Robin Skelton — Poet and Witch.
Robin Skelton, poet, critic, and witch, died in Canada on August 27th 1997.
He was born in Yorkshire on 12th October 1925. After undergraduate and graduate degrees, he was appointed Lecturer in English Literature at Manchester University in 1951. During his time in Manchester he helped found the Peterloo Group of Poets and Painters (I still have some of their little volumes of poetry) and was co-founder and secretary of the Manchester Institute of Contemporary Arts, a project in which my father was involved. He moved to Canada, to the University of Victoria, in 1963, and lived there ever since.
In his time in England, he was one of the group of poets known as the Movement. His writing style of that period became freer after his move to Canada. Among his books about poetry are Poetry in the Teach Yourself series, and The Poetic Pattern (1955). In writing the latter, he began to look at the Hebridean spells and charms (from the Carmina Gadelica) in relation to the origin of poetry.
It was during that period that he became aware of the power of spells, and this led him to look at magic more closely. In due course, he became a Wiccan initiate. His two daughters followed him in a pagan path, and have been closely associated with Canada’s excellent pagan magazine Hecate’s Loom to which he, and his wife, contributed.
He wrote, by himself and jointly, several books on the Craft and related topics, including The Practice of Witchcraft Today. Some of his recent poetry was on pagan themes. For instance, his book Samhain (Salmon Poetry, Dublin, 1994) consists of poems in various traditional Irish metres, reflecting his interest in the technical aspects of poetry, and includes a poem called “Rowan”, which finishes:
feel those berries risen
Another of his recent books of poems is called Words for Witches (Reference West, Victoria, Canada), some of which have appeared in Hecate’s Loom with such titles as “She”, “Magic”, “Initiate”, and “The Witches” (below):
When we were cursed we versed ourselves in tidals.

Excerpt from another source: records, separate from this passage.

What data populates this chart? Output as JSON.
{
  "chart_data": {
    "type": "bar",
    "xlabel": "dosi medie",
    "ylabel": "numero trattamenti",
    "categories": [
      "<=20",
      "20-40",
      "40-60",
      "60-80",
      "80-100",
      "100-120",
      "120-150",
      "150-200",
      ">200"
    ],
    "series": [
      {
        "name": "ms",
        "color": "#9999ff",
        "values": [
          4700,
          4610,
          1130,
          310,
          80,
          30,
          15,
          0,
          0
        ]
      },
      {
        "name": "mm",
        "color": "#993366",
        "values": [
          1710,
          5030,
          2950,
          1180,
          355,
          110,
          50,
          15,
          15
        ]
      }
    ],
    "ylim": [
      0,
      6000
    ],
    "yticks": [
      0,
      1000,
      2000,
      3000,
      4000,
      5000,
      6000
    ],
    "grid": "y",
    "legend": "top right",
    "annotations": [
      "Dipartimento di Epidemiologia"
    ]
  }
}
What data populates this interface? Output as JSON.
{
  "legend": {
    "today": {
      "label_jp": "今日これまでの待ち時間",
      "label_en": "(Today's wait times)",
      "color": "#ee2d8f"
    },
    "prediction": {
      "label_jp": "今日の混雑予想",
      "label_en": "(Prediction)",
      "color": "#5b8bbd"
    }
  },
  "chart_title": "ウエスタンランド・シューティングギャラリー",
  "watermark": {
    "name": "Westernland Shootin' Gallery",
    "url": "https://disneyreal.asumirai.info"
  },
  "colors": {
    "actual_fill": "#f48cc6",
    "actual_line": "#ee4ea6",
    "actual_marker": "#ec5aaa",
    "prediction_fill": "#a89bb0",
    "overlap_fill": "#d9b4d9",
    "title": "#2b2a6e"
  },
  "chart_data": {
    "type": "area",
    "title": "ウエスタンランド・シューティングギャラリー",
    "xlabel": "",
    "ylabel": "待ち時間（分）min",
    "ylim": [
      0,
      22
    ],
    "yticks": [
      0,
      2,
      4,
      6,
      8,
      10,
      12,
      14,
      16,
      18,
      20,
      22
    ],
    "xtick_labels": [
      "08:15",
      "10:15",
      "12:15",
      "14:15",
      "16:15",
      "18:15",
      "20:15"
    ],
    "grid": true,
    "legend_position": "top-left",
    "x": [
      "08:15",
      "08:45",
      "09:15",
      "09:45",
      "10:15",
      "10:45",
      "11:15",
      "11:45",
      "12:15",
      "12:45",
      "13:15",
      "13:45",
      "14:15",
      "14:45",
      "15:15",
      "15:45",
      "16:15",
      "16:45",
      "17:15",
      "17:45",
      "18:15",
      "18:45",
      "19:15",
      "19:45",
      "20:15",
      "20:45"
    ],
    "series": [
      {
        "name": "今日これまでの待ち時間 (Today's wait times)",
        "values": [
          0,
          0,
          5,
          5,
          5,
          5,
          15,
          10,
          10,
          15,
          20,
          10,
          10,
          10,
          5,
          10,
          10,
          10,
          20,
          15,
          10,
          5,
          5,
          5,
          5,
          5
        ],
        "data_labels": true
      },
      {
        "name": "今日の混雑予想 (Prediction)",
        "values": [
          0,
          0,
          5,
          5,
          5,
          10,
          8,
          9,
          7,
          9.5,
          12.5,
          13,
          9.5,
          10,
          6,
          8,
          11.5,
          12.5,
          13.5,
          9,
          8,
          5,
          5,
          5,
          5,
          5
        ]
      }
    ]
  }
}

He co-edited with Margaret Blackwood Earth, Air, Fire, Water (Arkana, 1990), a collection of poems for the Goddess and God, for the festivals, and with other magical content. This very enjoyable book is subtitled “pre-Christian and pagan elements in British songs, rhymes, and ballads”, and contains valuable notes on magical aspects of the poems (see review).
But his most important book for pagans is Spellcraft (Routledge and Kegan Paul, 1978, reprinted by Phoenix Publishing 1997). In this book his aspects of poet, critic, and witch combine in a unified whole (though I am unsure if he was initiated at the time of writing, he had certainly had considerable experience of magic). He analyses the poetics of spells and spell-making, giving examples of many kinds from many different societies. He divides spells into several categories, including invocations, incantations, healing and protection spells, bidding and binding spells, and love spells. He analyses the features of each kind, showing what language is appropriate and what is not. He argues that, though a spell can be a poem and a poem can be a spell, one should not attempt to write spells as if they were poems. The reason, he says, is that a spell depends on the emotional force behind it, and that this can too easily get lost if one is endeavouring to write a poem. Here I disagree with him to some extent. When writing a poem-spell the emotion needs to be dampened down so as to look at the poetic content, and there is the risk that it may become heightened too soon, just as a rehearsal for a ritual needs care to ensure that it does not start up the ritual itself. But if the spell is intended for group use, then the emotional force that drives it is that of the group, and the writer can refine the poetic content if wanted; even for a spell by one person, I see no reason why one should not prepare a spell in advance of activating it, in which case the initial writing can directed towards the poetry as much as to the spell. Spellcraft is perhaps the most valuable book I know for anyone interested in writing spells or rituals. For instance, Asphodel’s poem Chant for Women Travellers in her book Athene Revisited (see Asphodel’s site for information about this book), was written immediately after reading the book, and under its influence. It is very much worth searching for this classic book about modern magic, which has never been as well-known as it deserves.